Zweitens, weil es auch aus Compliance- und Personalaufzeichnungsgründen praktisch ist. Es gibt viele Situationen, in denen es notwendig ist, als Organisation Aufzeichnungen zu führen, wie z.B. wer befördert wurde, warum jemand versetzt wurde oder warum eine Verbesserungsschulung durchgeführt wurde. Die jährliche Überprüfung funktioniert als Format dafür.

Drittens, weil die Kosten für die Änderung des bestehenden Systems hoch sind. Das Bewertungssystem ist mit Gehaltssystemen, Rangsystemen, Beförderungskriterien, Personaldaten und Manager-Schulungen verbunden. Nur einen Teil zu ändern ist schwierig, und es erfordert Zeit und Mühe, das Ganze zu ändern.

Viertens, weil das Vorhandensein von Zahlen und Rängen das Gefühl gibt, dass man die Kontrolle hat. Auch wenn es die Realität vor Ort nicht ausreichend widerspiegelt, sieht es in dem Moment, in dem es zu Tabellen oder Grafiken wird, so aus, als hätte die Organisation alles im Griff. Dies ist die „Illusion der Objektivität“.

Das bedeutet, dass jährliche Überprüfungen eher „weil sie leicht zu handhaben sind“ als „weil sie sehr effektiv sind“ bestehen bleiben.

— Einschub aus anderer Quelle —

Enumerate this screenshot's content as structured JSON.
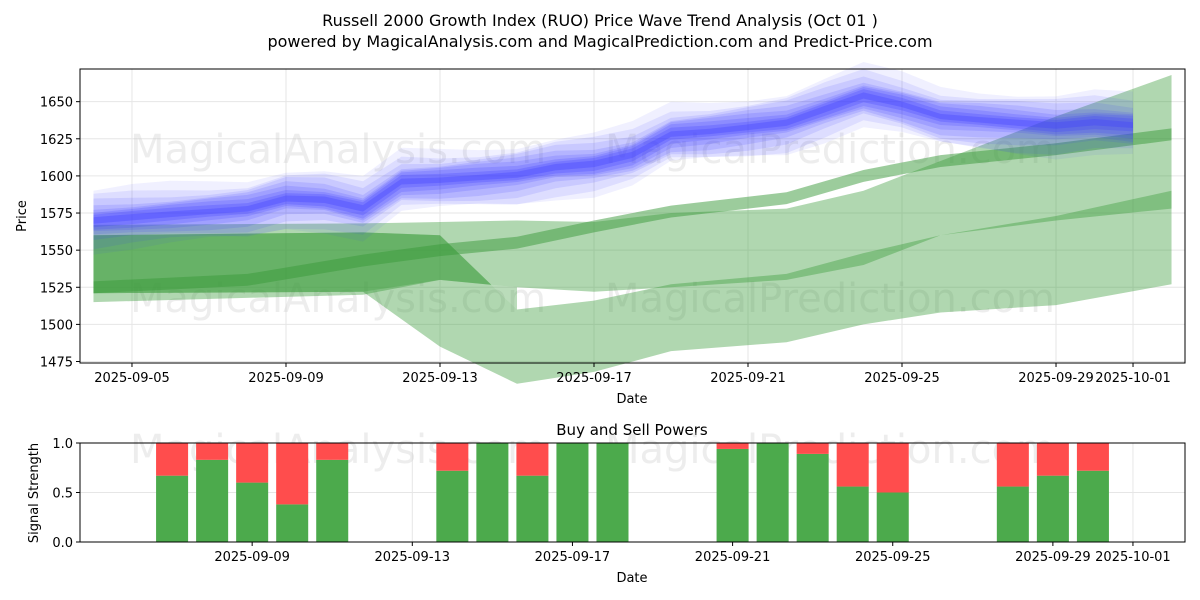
{
  "title_line1": "Russell 2000 Growth Index (RUO) Price Wave Trend Analysis (Oct 01 )",
  "title_line2": "powered by MagicalAnalysis.com and MagicalPrediction.com and Predict-Price.com",
  "watermarks": [
    "MagicalAnalysis.com",
    "MagicalPrediction.com"
  ],
  "colors": {
    "blue": "#3a3aff",
    "green": "#3a9a3a",
    "buy": "#4caa4c",
    "sell": "#ff4d4d",
    "grid": "#e6e6e6"
  },
  "chart_data": [
    {
      "type": "area",
      "name": "price-wave-trend",
      "xlabel": "Date",
      "ylabel": "Price",
      "x_start": "2025-09-04",
      "x_end": "2025-10-02",
      "ylim": [
        1474,
        1672
      ],
      "xticks": [
        "2025-09-05",
        "2025-09-09",
        "2025-09-13",
        "2025-09-17",
        "2025-09-21",
        "2025-09-25",
        "2025-09-29",
        "2025-10-01"
      ],
      "yticks": [
        1475,
        1500,
        1525,
        1550,
        1575,
        1600,
        1625,
        1650
      ],
      "grid": true,
      "series_blue_center": {
        "x": [
          "2025-09-04",
          "2025-09-05",
          "2025-09-06",
          "2025-09-07",
          "2025-09-08",
          "2025-09-09",
          "2025-09-10",
          "2025-09-11",
          "2025-09-12",
          "2025-09-13",
          "2025-09-14",
          "2025-09-15",
          "2025-09-16",
          "2025-09-17",
          "2025-09-18",
          "2025-09-19",
          "2025-09-20",
          "2025-09-21",
          "2025-09-22",
          "2025-09-23",
          "2025-09-24",
          "2025-09-25",
          "2025-09-26",
          "2025-09-27",
          "2025-09-28",
          "2025-09-29",
          "2025-09-30",
          "2025-10-01"
        ],
        "y": [
          1570,
          1572,
          1574,
          1576,
          1578,
          1585,
          1584,
          1578,
          1596,
          1597,
          1599,
          1601,
          1606,
          1608,
          1614,
          1628,
          1630,
          1633,
          1636,
          1645,
          1654,
          1648,
          1640,
          1638,
          1636,
          1634,
          1636,
          1634
        ]
      },
      "series_green_bands": [
        {
          "name": "green-band-wide-upper",
          "x": [
            "2025-09-04",
            "2025-09-11",
            "2025-09-13",
            "2025-09-15",
            "2025-09-17",
            "2025-09-19",
            "2025-09-22",
            "2025-09-24",
            "2025-09-26",
            "2025-09-29",
            "2025-10-02"
          ],
          "upper": [
            1567,
            1568,
            1569,
            1570,
            1569,
            1575,
            1578,
            1590,
            1610,
            1640,
            1668
          ],
          "lower": [
            1515,
            1520,
            1530,
            1525,
            1522,
            1525,
            1530,
            1540,
            1560,
            1570,
            1578
          ]
        },
        {
          "name": "green-band-wide-lower",
          "x": [
            "2025-09-04",
            "2025-09-11",
            "2025-09-13",
            "2025-09-15",
            "2025-09-17",
            "2025-09-19",
            "2025-09-22",
            "2025-09-24",
            "2025-09-26",
            "2025-09-29",
            "2025-10-02"
          ],
          "upper": [
            1560,
            1562,
            1560,
            1510,
            1516,
            1527,
            1534,
            1548,
            1560,
            1573,
            1590
          ],
          "lower": [
            1521,
            1522,
            1485,
            1460,
            1468,
            1482,
            1488,
            1500,
            1508,
            1513,
            1527
          ]
        }
      ],
      "series_green_center": {
        "x": [
          "2025-09-04",
          "2025-09-08",
          "2025-09-11",
          "2025-09-13",
          "2025-09-15",
          "2025-09-17",
          "2025-09-19",
          "2025-09-22",
          "2025-09-24",
          "2025-09-26",
          "2025-09-29",
          "2025-10-02"
        ],
        "y": [
          1525,
          1530,
          1543,
          1550,
          1555,
          1566,
          1576,
          1585,
          1600,
          1610,
          1618,
          1628
        ]
      }
    },
    {
      "type": "bar",
      "name": "buy-and-sell-powers",
      "title": "Buy and Sell Powers",
      "xlabel": "Date",
      "ylabel": "Signal Strength",
      "ylim": [
        0,
        1
      ],
      "yticks": [
        "0.0",
        "0.5",
        "1.0"
      ],
      "xticks": [
        "2025-09-09",
        "2025-09-13",
        "2025-09-17",
        "2025-09-21",
        "2025-09-25",
        "2025-09-29",
        "2025-10-01"
      ],
      "x_start": "2025-09-05",
      "x_end": "2025-10-02",
      "categories": [
        "2025-09-07",
        "2025-09-08",
        "2025-09-09",
        "2025-09-10",
        "2025-09-11",
        "2025-09-14",
        "2025-09-15",
        "2025-09-16",
        "2025-09-17",
        "2025-09-18",
        "2025-09-21",
        "2025-09-22",
        "2025-09-23",
        "2025-09-24",
        "2025-09-25",
        "2025-09-28",
        "2025-09-29",
        "2025-09-30"
      ],
      "series": [
        {
          "name": "buy",
          "values": [
            0.67,
            0.83,
            0.6,
            0.38,
            0.83,
            0.72,
            1.0,
            0.67,
            1.0,
            1.0,
            0.94,
            1.0,
            0.89,
            0.56,
            0.5,
            0.56,
            0.67,
            0.72
          ]
        },
        {
          "name": "sell",
          "values": [
            0.33,
            0.17,
            0.4,
            0.62,
            0.17,
            0.28,
            0.0,
            0.33,
            0.0,
            0.0,
            0.06,
            0.0,
            0.11,
            0.44,
            0.5,
            0.44,
            0.33,
            0.28
          ]
        }
      ]
    }
  ]
}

Was zukünftige Leistungsbewertungen benötigen

Würde alles gelöst werden, wenn man die jährlichen Überprüfungen abschafft? Die Antwort ist nein.

Wenn man Bewertungen abschafft, werden Gehalts- und Beförderungsentscheidungen unklar. Die subjektive Meinung des Vorgesetzten könnte noch schwerer zu erkennen sein. Auch für die Mitarbeiter ist es beunruhigend, nicht zu wissen, wie ihre Arbeit wahrgenommen wird.

Es geht nicht darum, Bewertungen abzuschaffen, sondern darum, den Zweck und die Methode der Bewertung zu ändern.

Erstens sollte Feedback nicht einmal im Jahr, sondern regelmäßig gegeben werden. Kleine Abweichungen sollten behoben werden, solange sie klein sind. Gutes Verhalten sollte sofort anerkannt werden. Wenn es Herausforderungen gibt, sollte man so schnell wie möglich darüber sprechen, nicht erst Monate später.

Zweitens sollten die Ziele nicht nur feste Jahresziele sein, sondern auch kurzfristige Ziele, die an die Umgebung angepasst werden können. Angesichts der Veränderungen in Markt, Kunden, Technologie und Teams ist es unrealistisch, nur die vor einem Jahr gesetzten Ziele als Maßstab zu verwenden.

Drittens sollte der Bewertungsfokus nicht nur auf den individuellen Zahlen liegen. Zusammenarbeit, Lernen, Kundenwert, Beitrag zum Team, Problemlösung und Beitrag zur psychologischen Sicherheit sind wichtige Elemente der modernen Arbeit, die berücksichtigt werden müssen.